Dip into the Dart: Part 1

A Westcountry River Story

A River Story by Chris Popham

A River Story by Chris Popham

Image@ Chris Popham

Dip into the Dart

In the first of three river stories, we hear from wild swimmer Chris Popham as he recounts the beautiful scenery he has witnessed along the River Dart.

I have been outdoor swimming across Dartmoor, down the River Dart and along the coast for many years, but as with all things there is a tendency to like what I know and know what I like. Consequently I have returned time and again to Hembury Woods or Holne Bridge, Sharrah Pool and Abbot’s Mede. Each is a jewel on the river and each offers some exceptional swimming in the clearest, cleanest water it is possible to imagine amongst scenery that I feel I am obliged to say cannot be beaten.

Find out more about the work of Westcountry Rivers Trust...

Our Work

Putting aside the many tributaries, the River Dart has two sources; the East and West Dart Rivers. The East Dart rises in a bleak bog where everywhere there is the sound of trickling water but nowhere can it be found down amidst the reeds and marsh. The river finally coalesces into a clear trickle, but it is almost a mile downstream before there is a pool big enough to wallow in, though to call it a swim would be stretching the notion to breaking point.

The West Dart by contrast is exactly how you imagine a river should start, with a sparkling bubble of water that spills into a shallow moss lined pool that in turn empties into an instant stream, but again however it is almost a mile downstream to the first wallow. However, on a hot summer day, having already walked 5 miles to the source from the nearest road under an unrelenting sun, having the opportunity to slide into the shallow pool and rest back on a rock as the little cascade pummels rucksack weary shoulders is a moment that brings instant, if chilly, relief.
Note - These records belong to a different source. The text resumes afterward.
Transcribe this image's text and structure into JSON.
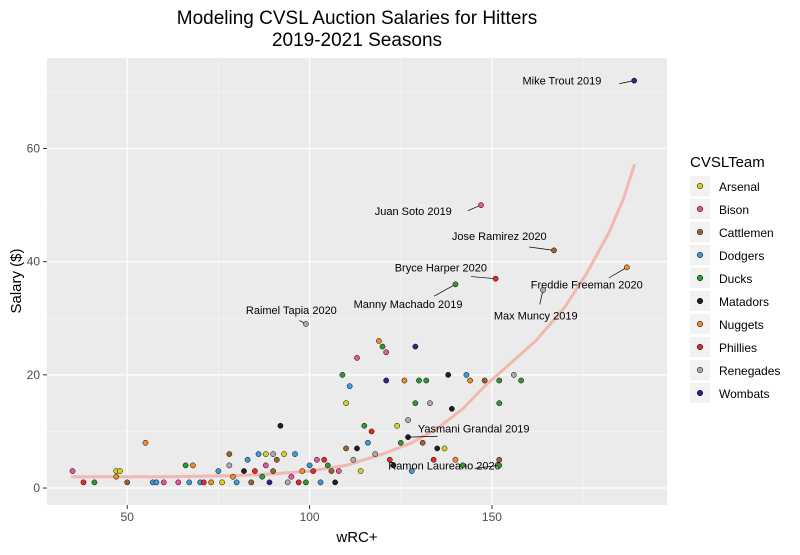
{
  "chart_data": {
    "type": "scatter",
    "title": "Modeling CVSL Auction Salaries for Hitters",
    "subtitle": "2019-2021 Seasons",
    "xlabel": "wRC+",
    "ylabel": "Salary ($)",
    "xlim": [
      28,
      198
    ],
    "ylim": [
      -3,
      76
    ],
    "xticks": [
      50,
      100,
      150
    ],
    "yticks": [
      0,
      20,
      40,
      60
    ],
    "grid": true,
    "legend": {
      "title": "CVSLTeam",
      "placement": "right",
      "entries": [
        {
          "name": "Arsenal",
          "color": "#d4d41a"
        },
        {
          "name": "Bison",
          "color": "#e8559b"
        },
        {
          "name": "Cattlemen",
          "color": "#a0622d"
        },
        {
          "name": "Dodgers",
          "color": "#3d9bdb"
        },
        {
          "name": "Ducks",
          "color": "#2e9a33"
        },
        {
          "name": "Matadors",
          "color": "#1f1f1f"
        },
        {
          "name": "Nuggets",
          "color": "#f08c2a"
        },
        {
          "name": "Phillies",
          "color": "#e52b2b"
        },
        {
          "name": "Renegades",
          "color": "#ababab"
        },
        {
          "name": "Wombats",
          "color": "#26288f"
        }
      ]
    },
    "trend": {
      "color": "#f0b8b0",
      "x": [
        35,
        60,
        80,
        90,
        100,
        110,
        120,
        128,
        135,
        142,
        148,
        155,
        162,
        170,
        176,
        182,
        186,
        189
      ],
      "y": [
        2,
        2,
        2.2,
        2.5,
        3,
        4,
        6,
        8,
        10.5,
        14,
        18,
        22,
        26,
        32,
        38,
        45,
        51,
        57
      ]
    },
    "points": [
      {
        "x": 189,
        "y": 72,
        "team": "Wombats",
        "label": "Mike Trout 2019",
        "lx": 180,
        "ly": 72,
        "anchor": "end"
      },
      {
        "x": 147,
        "y": 50,
        "team": "Bison",
        "label": "Juan Soto 2019",
        "lx": 139,
        "ly": 49,
        "anchor": "end"
      },
      {
        "x": 167,
        "y": 42,
        "team": "Cattlemen",
        "label": "Jose Ramirez 2020",
        "lx": 152,
        "ly": 44.5,
        "anchor": "middle"
      },
      {
        "x": 187,
        "y": 39,
        "team": "Nuggets",
        "label": "Freddie Freeman 2020",
        "lx": 176,
        "ly": 36,
        "anchor": "middle"
      },
      {
        "x": 151,
        "y": 37,
        "team": "Phillies",
        "label": "Bryce Harper 2020",
        "lx": 136,
        "ly": 39,
        "anchor": "middle"
      },
      {
        "x": 140,
        "y": 36,
        "team": "Ducks",
        "label": "Manny Machado 2019",
        "lx": 127,
        "ly": 32.5,
        "anchor": "middle"
      },
      {
        "x": 164,
        "y": 35,
        "team": "Renegades",
        "label": "Max Muncy 2019",
        "lx": 162,
        "ly": 30.5,
        "anchor": "middle"
      },
      {
        "x": 99,
        "y": 29,
        "team": "Renegades",
        "label": "Raimel Tapia 2020",
        "lx": 95,
        "ly": 31.5,
        "anchor": "middle"
      },
      {
        "x": 127,
        "y": 9,
        "team": "Matadors",
        "label": "Yasmani Grandal 2019",
        "lx": 145,
        "ly": 10.5,
        "anchor": "middle"
      },
      {
        "x": 152,
        "y": 4,
        "team": "Ducks",
        "label": "Ramon Laureano 2020",
        "lx": 137,
        "ly": 4,
        "anchor": "middle"
      },
      {
        "x": 35,
        "y": 3,
        "team": "Bison"
      },
      {
        "x": 38,
        "y": 1,
        "team": "Phillies"
      },
      {
        "x": 41,
        "y": 1,
        "team": "Ducks"
      },
      {
        "x": 47,
        "y": 3,
        "team": "Arsenal"
      },
      {
        "x": 48,
        "y": 3,
        "team": "Arsenal"
      },
      {
        "x": 47,
        "y": 2,
        "team": "Nuggets"
      },
      {
        "x": 50,
        "y": 1,
        "team": "Cattlemen"
      },
      {
        "x": 55,
        "y": 8,
        "team": "Nuggets"
      },
      {
        "x": 57,
        "y": 1,
        "team": "Dodgers"
      },
      {
        "x": 58,
        "y": 1,
        "team": "Dodgers"
      },
      {
        "x": 60,
        "y": 1,
        "team": "Bison"
      },
      {
        "x": 64,
        "y": 1,
        "team": "Bison"
      },
      {
        "x": 66,
        "y": 4,
        "team": "Ducks"
      },
      {
        "x": 67,
        "y": 1,
        "team": "Dodgers"
      },
      {
        "x": 68,
        "y": 4,
        "team": "Nuggets"
      },
      {
        "x": 70,
        "y": 1,
        "team": "Dodgers"
      },
      {
        "x": 71,
        "y": 1,
        "team": "Phillies"
      },
      {
        "x": 73,
        "y": 1,
        "team": "Nuggets"
      },
      {
        "x": 75,
        "y": 3,
        "team": "Dodgers"
      },
      {
        "x": 76,
        "y": 1,
        "team": "Arsenal"
      },
      {
        "x": 78,
        "y": 6,
        "team": "Cattlemen"
      },
      {
        "x": 78,
        "y": 4,
        "team": "Renegades"
      },
      {
        "x": 79,
        "y": 2,
        "team": "Nuggets"
      },
      {
        "x": 80,
        "y": 1,
        "team": "Dodgers"
      },
      {
        "x": 82,
        "y": 3,
        "team": "Matadors"
      },
      {
        "x": 83,
        "y": 5,
        "team": "Dodgers"
      },
      {
        "x": 84,
        "y": 1,
        "team": "Cattlemen"
      },
      {
        "x": 85,
        "y": 3,
        "team": "Phillies"
      },
      {
        "x": 86,
        "y": 6,
        "team": "Dodgers"
      },
      {
        "x": 87,
        "y": 2,
        "team": "Ducks"
      },
      {
        "x": 88,
        "y": 4,
        "team": "Bison"
      },
      {
        "x": 88,
        "y": 6,
        "team": "Arsenal"
      },
      {
        "x": 89,
        "y": 1,
        "team": "Wombats"
      },
      {
        "x": 90,
        "y": 3,
        "team": "Cattlemen"
      },
      {
        "x": 90,
        "y": 6,
        "team": "Renegades"
      },
      {
        "x": 91,
        "y": 5,
        "team": "Cattlemen"
      },
      {
        "x": 92,
        "y": 11,
        "team": "Matadors"
      },
      {
        "x": 93,
        "y": 6,
        "team": "Arsenal"
      },
      {
        "x": 94,
        "y": 1,
        "team": "Renegades"
      },
      {
        "x": 95,
        "y": 2,
        "team": "Bison"
      },
      {
        "x": 96,
        "y": 6,
        "team": "Dodgers"
      },
      {
        "x": 97,
        "y": 1,
        "team": "Phillies"
      },
      {
        "x": 98,
        "y": 3,
        "team": "Nuggets"
      },
      {
        "x": 99,
        "y": 1,
        "team": "Ducks"
      },
      {
        "x": 100,
        "y": 4,
        "team": "Dodgers"
      },
      {
        "x": 101,
        "y": 3,
        "team": "Phillies"
      },
      {
        "x": 102,
        "y": 5,
        "team": "Bison"
      },
      {
        "x": 103,
        "y": 1,
        "team": "Dodgers"
      },
      {
        "x": 104,
        "y": 5,
        "team": "Phillies"
      },
      {
        "x": 105,
        "y": 4,
        "team": "Ducks"
      },
      {
        "x": 106,
        "y": 3,
        "team": "Cattlemen"
      },
      {
        "x": 107,
        "y": 1,
        "team": "Matadors"
      },
      {
        "x": 108,
        "y": 3,
        "team": "Bison"
      },
      {
        "x": 109,
        "y": 20,
        "team": "Ducks"
      },
      {
        "x": 110,
        "y": 15,
        "team": "Arsenal"
      },
      {
        "x": 110,
        "y": 7,
        "team": "Cattlemen"
      },
      {
        "x": 111,
        "y": 18,
        "team": "Dodgers"
      },
      {
        "x": 112,
        "y": 5,
        "team": "Renegades"
      },
      {
        "x": 113,
        "y": 23,
        "team": "Bison"
      },
      {
        "x": 113,
        "y": 7,
        "team": "Matadors"
      },
      {
        "x": 114,
        "y": 3,
        "team": "Arsenal"
      },
      {
        "x": 115,
        "y": 11,
        "team": "Ducks"
      },
      {
        "x": 116,
        "y": 8,
        "team": "Dodgers"
      },
      {
        "x": 117,
        "y": 10,
        "team": "Phillies"
      },
      {
        "x": 118,
        "y": 6,
        "team": "Renegades"
      },
      {
        "x": 119,
        "y": 26,
        "team": "Nuggets"
      },
      {
        "x": 120,
        "y": 25,
        "team": "Ducks"
      },
      {
        "x": 121,
        "y": 24,
        "team": "Bison"
      },
      {
        "x": 121,
        "y": 19,
        "team": "Wombats"
      },
      {
        "x": 122,
        "y": 5,
        "team": "Phillies"
      },
      {
        "x": 123,
        "y": 4,
        "team": "Matadors"
      },
      {
        "x": 124,
        "y": 11,
        "team": "Arsenal"
      },
      {
        "x": 125,
        "y": 8,
        "team": "Ducks"
      },
      {
        "x": 126,
        "y": 19,
        "team": "Nuggets"
      },
      {
        "x": 127,
        "y": 12,
        "team": "Renegades"
      },
      {
        "x": 128,
        "y": 3,
        "team": "Dodgers"
      },
      {
        "x": 129,
        "y": 25,
        "team": "Wombats"
      },
      {
        "x": 129,
        "y": 15,
        "team": "Ducks"
      },
      {
        "x": 130,
        "y": 19,
        "team": "Ducks"
      },
      {
        "x": 131,
        "y": 8,
        "team": "Cattlemen"
      },
      {
        "x": 132,
        "y": 19,
        "team": "Ducks"
      },
      {
        "x": 133,
        "y": 15,
        "team": "Renegades"
      },
      {
        "x": 134,
        "y": 5,
        "team": "Phillies"
      },
      {
        "x": 135,
        "y": 7,
        "team": "Matadors"
      },
      {
        "x": 137,
        "y": 7,
        "team": "Arsenal"
      },
      {
        "x": 138,
        "y": 20,
        "team": "Matadors"
      },
      {
        "x": 139,
        "y": 14,
        "team": "Matadors"
      },
      {
        "x": 140,
        "y": 5,
        "team": "Nuggets"
      },
      {
        "x": 142,
        "y": 4,
        "team": "Ducks"
      },
      {
        "x": 143,
        "y": 20,
        "team": "Dodgers"
      },
      {
        "x": 144,
        "y": 19,
        "team": "Nuggets"
      },
      {
        "x": 148,
        "y": 19,
        "team": "Cattlemen"
      },
      {
        "x": 152,
        "y": 15,
        "team": "Ducks"
      },
      {
        "x": 152,
        "y": 19,
        "team": "Ducks"
      },
      {
        "x": 156,
        "y": 20,
        "team": "Renegades"
      },
      {
        "x": 158,
        "y": 19,
        "team": "Ducks"
      },
      {
        "x": 152,
        "y": 5,
        "team": "Cattlemen"
      }
    ]
  }
}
From sources to sea, the River Dart is almost 60 miles and I can now happily say I have swum every puddle and pool of the river and the estuary from Totnes Weir in a continuous line to Dartmouth Castle. Much of it has been swum repeatedly, as after all, much of the appeal is the change in the river across the seasons and the clear blue skies of mid-winter are just as inspiring as the leafy shades of mid-summer.

Image: Chris Popham

Sandy Hole Pass on the East Dart upstream of Postbridge offers unlimited views of sky and moor and in early summer foxgloves spill their flowers into the rich, peat darkened water. A swim here requires a small commitment as it is over 2 miles over moorland from the road. The three various pools can be yours alone except maybe for the plaintive bleat of a sheep that could at a quick glance nevertheless be nothing more than another grey granite boulder. There is no doubt that you are far from the madding crowd and there is nothing for it but to let your feet float up and come to terms with the fact that no matter what you should be doing there is very little you can be doing about anything right now, or indeed for a couple of hours yet.

WRT Position Statement

The Trust is keen to promote access to our rivers in all shapes and forms as it strongly believes if you can’t access a river, you can’t enjoy it and if you can’t enjoy it, you are less likely to want to protect it. However, this should be with the permission of the landowner as there is no general legal right of access.  
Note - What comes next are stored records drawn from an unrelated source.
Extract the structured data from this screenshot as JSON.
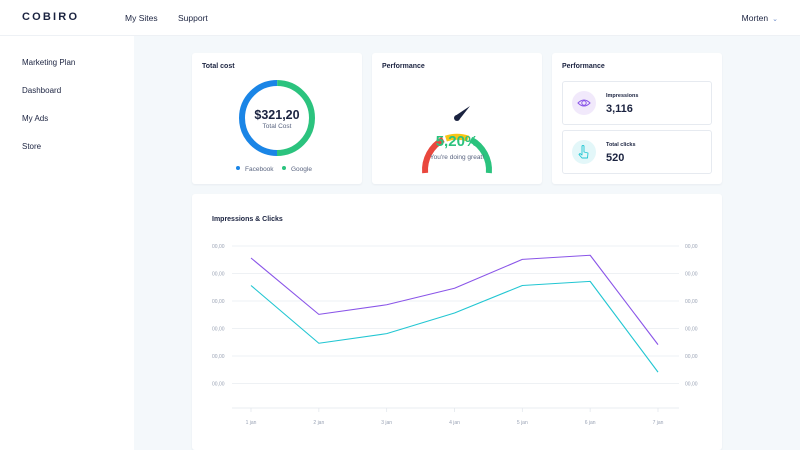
{
  "header": {
    "logo": "COBIRO",
    "nav": [
      "My Sites",
      "Support"
    ],
    "user": "Morten",
    "user_chevron_icon": "chevron-down-icon"
  },
  "sidebar": {
    "items": [
      {
        "label": "Marketing Plan"
      },
      {
        "label": "Dashboard"
      },
      {
        "label": "My Ads"
      },
      {
        "label": "Store"
      }
    ]
  },
  "total_cost": {
    "title": "Total cost",
    "amount": "$321,20",
    "subtitle": "Total Cost",
    "segments": [
      {
        "name": "Facebook",
        "fraction": 0.5,
        "color": "#1a85e6"
      },
      {
        "name": "Google",
        "fraction": 0.5,
        "color": "#2bc37e"
      }
    ]
  },
  "performance_gauge": {
    "title": "Performance",
    "value": "5,20%",
    "message": "You're doing great!",
    "colors": [
      "#e9473d",
      "#f7c516",
      "#2bc37e"
    ],
    "needle_icon": "gauge-needle-icon"
  },
  "performance_stats": {
    "title": "Performance",
    "impressions_label": "Impressions",
    "impressions_value": "3,116",
    "impressions_icon": "eye-icon",
    "clicks_label": "Total clicks",
    "clicks_value": "520",
    "clicks_icon": "pointer-icon"
  },
  "chart_data": {
    "type": "line",
    "title": "Impressions & Clicks",
    "x": [
      "1 jan",
      "2 jan",
      "3 jan",
      "4 jan",
      "5 jan",
      "6 jan",
      "7 jan"
    ],
    "y_tick_labels": [
      "00,00",
      "00,00",
      "00,00",
      "00,00",
      "00,00",
      "00,00"
    ],
    "y_range": [
      0,
      6
    ],
    "series": [
      {
        "values": [
          4.6,
          2.55,
          2.9,
          3.5,
          4.55,
          4.7,
          1.45
        ],
        "color": "#8a55e8"
      },
      {
        "values": [
          3.6,
          1.5,
          1.85,
          2.6,
          3.6,
          3.75,
          0.45
        ],
        "color": "#22c6d2"
      }
    ],
    "grid": true,
    "legend": "none"
  }
}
Activities at single points, like wild swimming, fishing or playing in the river, are a great way to experience this environment and, when done with landowner permission and in sympathy to nature (i.e. following the countryside code), are a great way to enjoy this amazing habitat. Where there are open access agreements (such as the moors) this is relatively straight forward but outside of open access land, and above the tidal limit, access to rivers needs landowner permission. If you are fishing you also require a rod license alongside the beat owner’s permission.
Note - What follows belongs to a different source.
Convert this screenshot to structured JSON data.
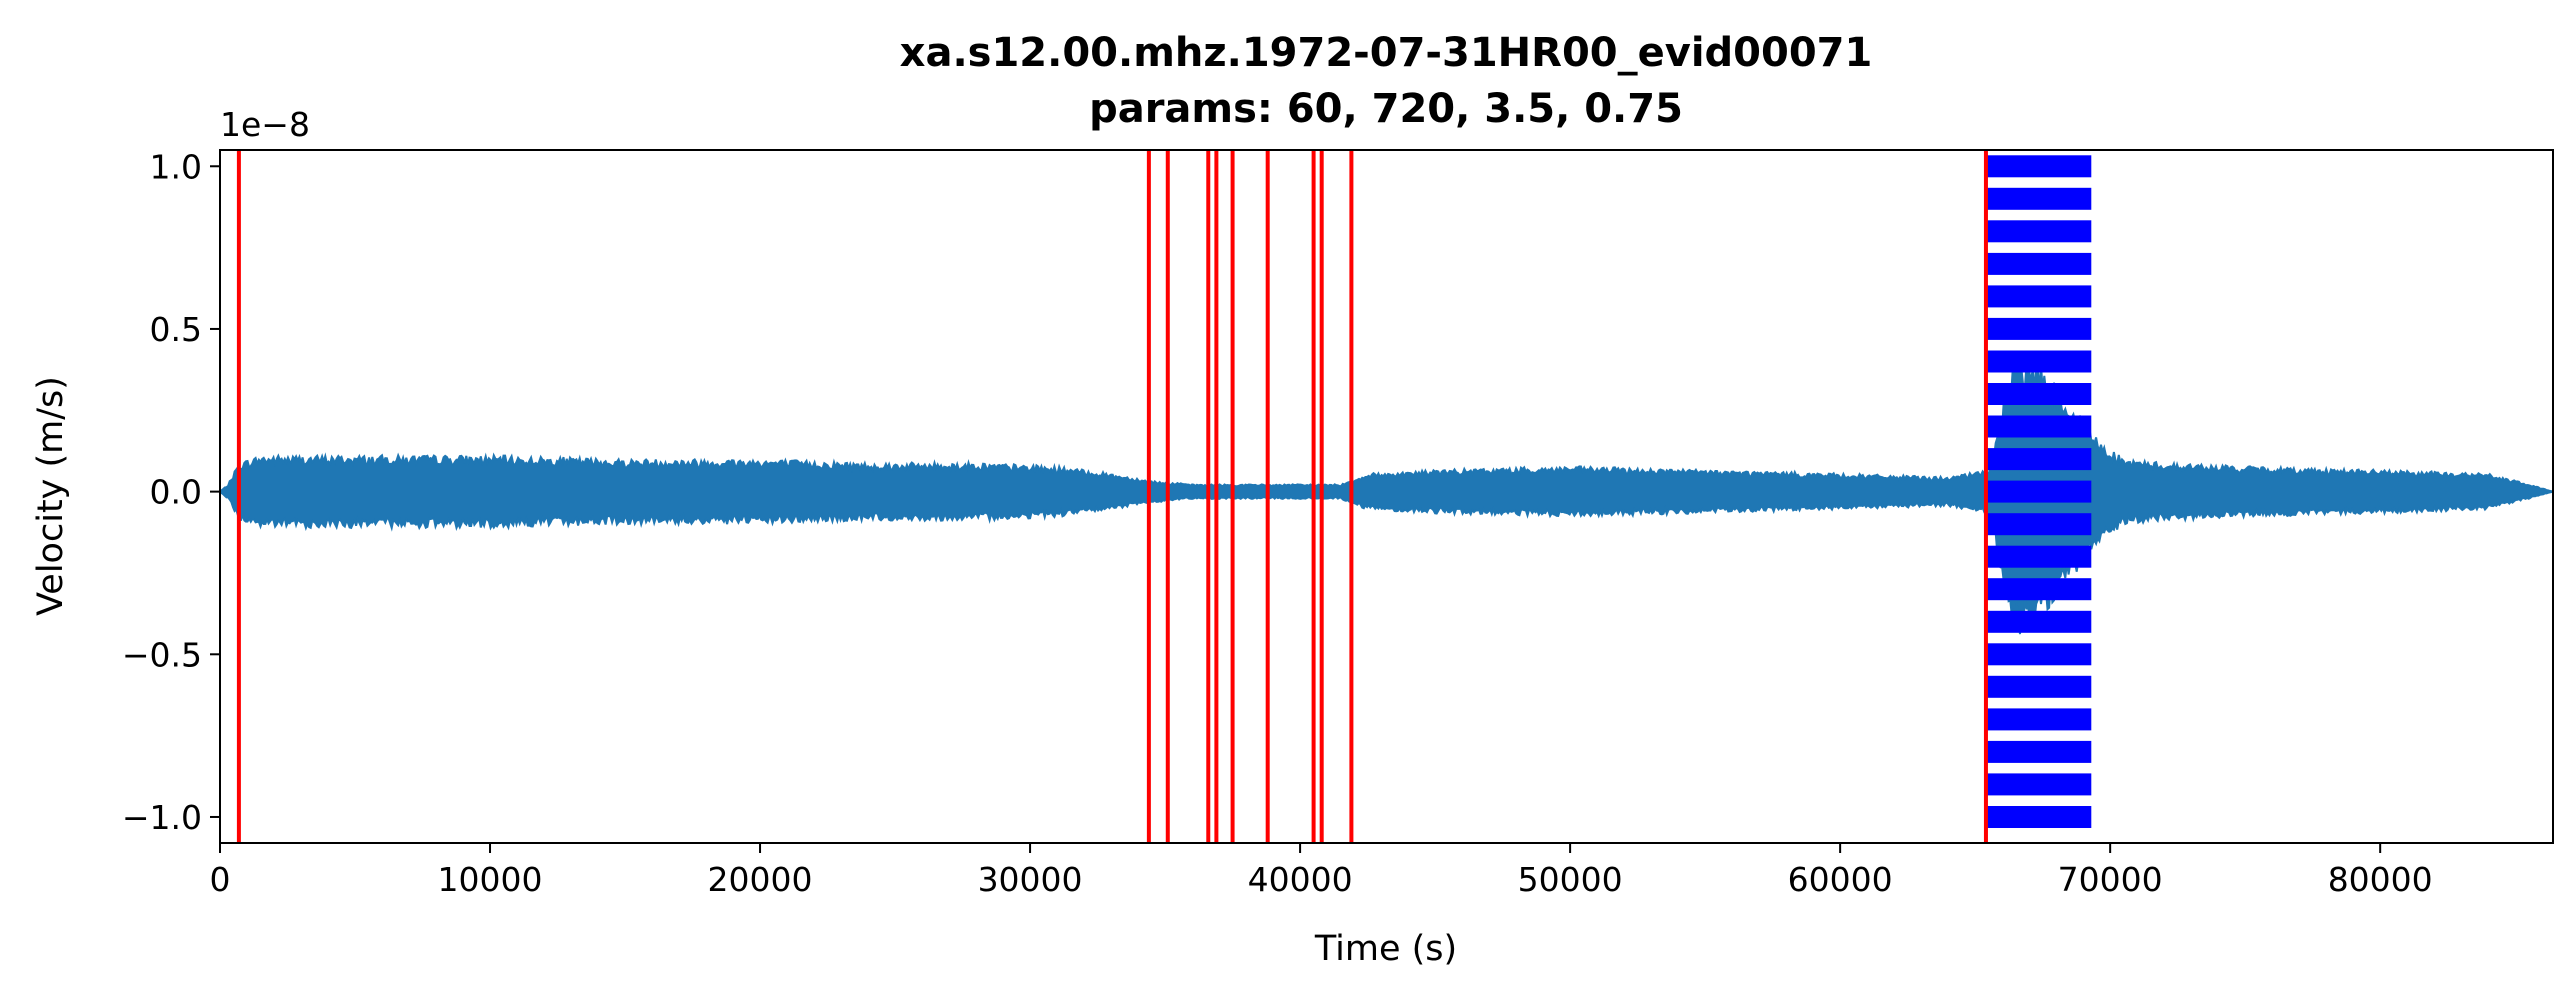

Access along the length of the river, whether canoeing or wild swimming, requires permission by the owners of each section. In places, there are agreements between several owners to allow access over longer sections and the Trust is keen to help negotiate and promote permissive access where possible and in-line with best environmental practice. Below the tidal limit there is open navigation rights into the marine environment so other than permission to use the slipways and portage points wider landowner permission is not needed.